Off-the-shelf multimodal LLMs still lag behind specialized models like MedRAX and BiomedCLIP for pulmonary nodule detection, suggesting domain-specific fine-tuning remains crucial for clinical applications.
Artificial intelligence technologies are being actively introduced in clinical practice. The most promising solutions are AI-assistants based on large language models (LLMs). Determining the feasibility of integrating such applications in clinical practice requires independent performance assessments. This study assessed accuracy of several multimodal LLMs in detecting pulmonary nodules on chest radiographs (CXR).
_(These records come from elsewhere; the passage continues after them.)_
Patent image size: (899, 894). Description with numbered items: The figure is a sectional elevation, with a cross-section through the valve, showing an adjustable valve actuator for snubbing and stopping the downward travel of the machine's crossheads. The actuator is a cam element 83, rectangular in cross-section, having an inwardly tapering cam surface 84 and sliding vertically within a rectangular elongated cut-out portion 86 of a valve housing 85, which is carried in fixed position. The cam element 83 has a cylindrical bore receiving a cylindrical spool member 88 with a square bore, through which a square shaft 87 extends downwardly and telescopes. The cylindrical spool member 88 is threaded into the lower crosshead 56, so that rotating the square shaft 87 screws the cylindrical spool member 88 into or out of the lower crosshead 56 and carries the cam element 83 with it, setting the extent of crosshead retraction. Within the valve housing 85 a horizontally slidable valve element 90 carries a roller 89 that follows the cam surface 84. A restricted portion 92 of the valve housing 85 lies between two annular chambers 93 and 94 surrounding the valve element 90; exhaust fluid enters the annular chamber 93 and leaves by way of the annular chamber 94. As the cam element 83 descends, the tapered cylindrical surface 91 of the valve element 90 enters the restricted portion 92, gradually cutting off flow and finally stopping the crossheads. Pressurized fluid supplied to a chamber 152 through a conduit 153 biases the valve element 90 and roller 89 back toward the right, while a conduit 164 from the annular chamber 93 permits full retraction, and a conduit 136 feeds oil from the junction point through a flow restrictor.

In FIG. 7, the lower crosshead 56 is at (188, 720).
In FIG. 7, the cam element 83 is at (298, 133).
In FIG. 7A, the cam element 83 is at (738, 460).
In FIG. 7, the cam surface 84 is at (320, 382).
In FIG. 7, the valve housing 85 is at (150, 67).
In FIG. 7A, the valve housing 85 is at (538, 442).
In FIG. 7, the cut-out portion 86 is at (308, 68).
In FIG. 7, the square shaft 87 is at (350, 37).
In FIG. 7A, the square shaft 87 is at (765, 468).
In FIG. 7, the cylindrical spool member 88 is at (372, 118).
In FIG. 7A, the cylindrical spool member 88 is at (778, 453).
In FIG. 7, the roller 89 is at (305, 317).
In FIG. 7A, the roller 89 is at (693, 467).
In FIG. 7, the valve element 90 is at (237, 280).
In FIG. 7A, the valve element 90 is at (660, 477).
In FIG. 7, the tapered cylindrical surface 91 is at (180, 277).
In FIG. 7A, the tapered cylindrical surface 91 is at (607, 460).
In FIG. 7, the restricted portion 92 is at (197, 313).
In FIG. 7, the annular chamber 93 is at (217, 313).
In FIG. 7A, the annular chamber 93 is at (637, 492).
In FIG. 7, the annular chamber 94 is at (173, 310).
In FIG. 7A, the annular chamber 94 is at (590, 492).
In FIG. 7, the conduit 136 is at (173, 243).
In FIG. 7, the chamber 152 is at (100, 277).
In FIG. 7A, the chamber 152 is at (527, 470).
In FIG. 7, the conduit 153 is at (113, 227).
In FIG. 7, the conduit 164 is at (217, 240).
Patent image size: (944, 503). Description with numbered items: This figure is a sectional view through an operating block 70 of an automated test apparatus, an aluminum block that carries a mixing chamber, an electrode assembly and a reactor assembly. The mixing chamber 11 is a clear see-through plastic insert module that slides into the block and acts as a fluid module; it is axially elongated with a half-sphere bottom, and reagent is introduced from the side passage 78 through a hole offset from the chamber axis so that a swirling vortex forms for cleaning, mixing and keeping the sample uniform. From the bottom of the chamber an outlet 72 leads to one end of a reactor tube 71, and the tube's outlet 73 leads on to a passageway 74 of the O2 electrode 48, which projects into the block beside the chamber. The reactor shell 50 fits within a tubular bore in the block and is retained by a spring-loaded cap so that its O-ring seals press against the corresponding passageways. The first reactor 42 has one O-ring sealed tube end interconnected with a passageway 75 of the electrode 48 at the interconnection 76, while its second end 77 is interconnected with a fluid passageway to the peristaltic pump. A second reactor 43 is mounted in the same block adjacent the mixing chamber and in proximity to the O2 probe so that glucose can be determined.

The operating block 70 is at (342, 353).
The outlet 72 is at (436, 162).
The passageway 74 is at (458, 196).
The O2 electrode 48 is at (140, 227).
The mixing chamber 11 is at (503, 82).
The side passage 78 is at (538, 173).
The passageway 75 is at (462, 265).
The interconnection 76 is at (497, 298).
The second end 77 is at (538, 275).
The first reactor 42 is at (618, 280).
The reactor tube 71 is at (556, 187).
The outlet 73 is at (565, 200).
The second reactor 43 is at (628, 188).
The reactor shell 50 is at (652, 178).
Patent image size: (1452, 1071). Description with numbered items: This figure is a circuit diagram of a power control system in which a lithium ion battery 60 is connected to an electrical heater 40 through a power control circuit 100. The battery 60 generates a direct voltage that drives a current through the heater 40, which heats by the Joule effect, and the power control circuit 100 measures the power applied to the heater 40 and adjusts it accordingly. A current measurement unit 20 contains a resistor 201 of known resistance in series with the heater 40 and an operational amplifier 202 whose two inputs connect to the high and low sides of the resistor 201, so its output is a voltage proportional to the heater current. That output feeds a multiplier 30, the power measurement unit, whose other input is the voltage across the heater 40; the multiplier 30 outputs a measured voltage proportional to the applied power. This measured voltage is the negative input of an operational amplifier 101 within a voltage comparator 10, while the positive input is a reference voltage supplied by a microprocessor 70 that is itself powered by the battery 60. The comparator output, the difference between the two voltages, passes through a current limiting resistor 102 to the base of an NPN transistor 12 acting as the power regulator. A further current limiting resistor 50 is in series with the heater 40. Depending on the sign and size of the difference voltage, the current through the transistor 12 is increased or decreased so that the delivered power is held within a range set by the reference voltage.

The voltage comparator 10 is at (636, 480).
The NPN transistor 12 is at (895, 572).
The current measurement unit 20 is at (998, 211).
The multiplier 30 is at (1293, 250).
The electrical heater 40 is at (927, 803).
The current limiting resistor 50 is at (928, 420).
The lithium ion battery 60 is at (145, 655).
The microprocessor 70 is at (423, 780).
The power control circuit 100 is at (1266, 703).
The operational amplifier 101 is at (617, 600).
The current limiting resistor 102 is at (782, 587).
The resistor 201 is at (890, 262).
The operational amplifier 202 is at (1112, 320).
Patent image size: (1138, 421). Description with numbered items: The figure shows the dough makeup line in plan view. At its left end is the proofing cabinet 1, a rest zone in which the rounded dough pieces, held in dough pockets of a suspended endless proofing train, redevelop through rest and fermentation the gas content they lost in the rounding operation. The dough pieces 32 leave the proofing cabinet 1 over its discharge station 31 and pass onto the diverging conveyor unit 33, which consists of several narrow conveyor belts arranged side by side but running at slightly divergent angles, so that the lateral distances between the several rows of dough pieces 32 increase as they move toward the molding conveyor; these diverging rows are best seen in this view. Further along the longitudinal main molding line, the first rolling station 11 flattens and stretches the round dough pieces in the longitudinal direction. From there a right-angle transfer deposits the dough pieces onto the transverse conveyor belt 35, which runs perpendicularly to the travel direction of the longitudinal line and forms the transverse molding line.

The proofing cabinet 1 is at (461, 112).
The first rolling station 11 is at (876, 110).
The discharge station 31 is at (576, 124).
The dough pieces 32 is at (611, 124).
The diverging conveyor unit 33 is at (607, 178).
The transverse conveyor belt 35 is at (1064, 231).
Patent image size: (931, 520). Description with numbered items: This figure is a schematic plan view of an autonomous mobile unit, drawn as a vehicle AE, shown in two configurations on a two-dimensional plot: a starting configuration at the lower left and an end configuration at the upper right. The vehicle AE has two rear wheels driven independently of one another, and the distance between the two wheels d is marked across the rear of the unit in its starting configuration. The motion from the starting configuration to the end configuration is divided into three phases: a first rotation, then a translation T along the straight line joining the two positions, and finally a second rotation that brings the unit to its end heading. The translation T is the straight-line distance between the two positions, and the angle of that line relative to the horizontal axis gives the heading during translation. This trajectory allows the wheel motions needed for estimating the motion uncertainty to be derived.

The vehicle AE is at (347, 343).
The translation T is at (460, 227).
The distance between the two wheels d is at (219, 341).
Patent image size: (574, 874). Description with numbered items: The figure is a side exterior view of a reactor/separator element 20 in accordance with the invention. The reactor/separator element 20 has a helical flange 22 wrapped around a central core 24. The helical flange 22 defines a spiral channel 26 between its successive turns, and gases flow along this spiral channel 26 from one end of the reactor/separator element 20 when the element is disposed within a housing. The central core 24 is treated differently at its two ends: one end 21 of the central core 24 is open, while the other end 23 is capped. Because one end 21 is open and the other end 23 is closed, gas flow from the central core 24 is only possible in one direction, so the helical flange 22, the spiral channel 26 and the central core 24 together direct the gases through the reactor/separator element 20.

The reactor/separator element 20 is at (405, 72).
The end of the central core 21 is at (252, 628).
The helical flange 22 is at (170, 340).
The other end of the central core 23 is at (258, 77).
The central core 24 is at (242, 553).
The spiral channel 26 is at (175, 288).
This study included 9 models: Llama 3.2 Vision 90B, Claude 3.5 Sonnet, Claude 3.7 Sonnet, Gemini 2.0 Pro Experimental, Perplexity, CXR-LLaVA, XrayGPT, BiomedCLIP, MedRAX. Each model determined presence or absence of pulmonary nodules in dataset containing 100 CXR, 50 of which contained pulmonary nodules. ROC curves were constructed, diagnostic accuracy metrics were calculated. McNemar's test was used for pairwise accuracy comparisons. Best results were achieved by MedRAX framework and BiomedCLIP vision-language model, with accuracy of 0.711 (95% CI 0.613–0.808). Among proprietary single-model LLMs, Claude 3.7 Sonnet demonstrated the best performance: accuracy 0.651 (0.548–0.753). Llama 3.2 Vision 90B, Claude 3.5 Sonnet, Gemini 2.0 Pro Experimental demonstrated matching accuracy values: 0.602 (0.497–0.708). MedRAX framework and BiomedCLIP vision-language model showed the highest accuracy values. No statistically significant difference was observed between proprietary and open-source models, which may indicate potential for improving accuracy through refinement of open-source LLM-based models. Overall, accuracy values of evaluated models were insufficient for current clinical practice implementation. These results should be seen as exploratory given the small dataset size, single-centre design, different prompting strategies for foundation and domain-adapted models and use of PNG images instead of DICOM.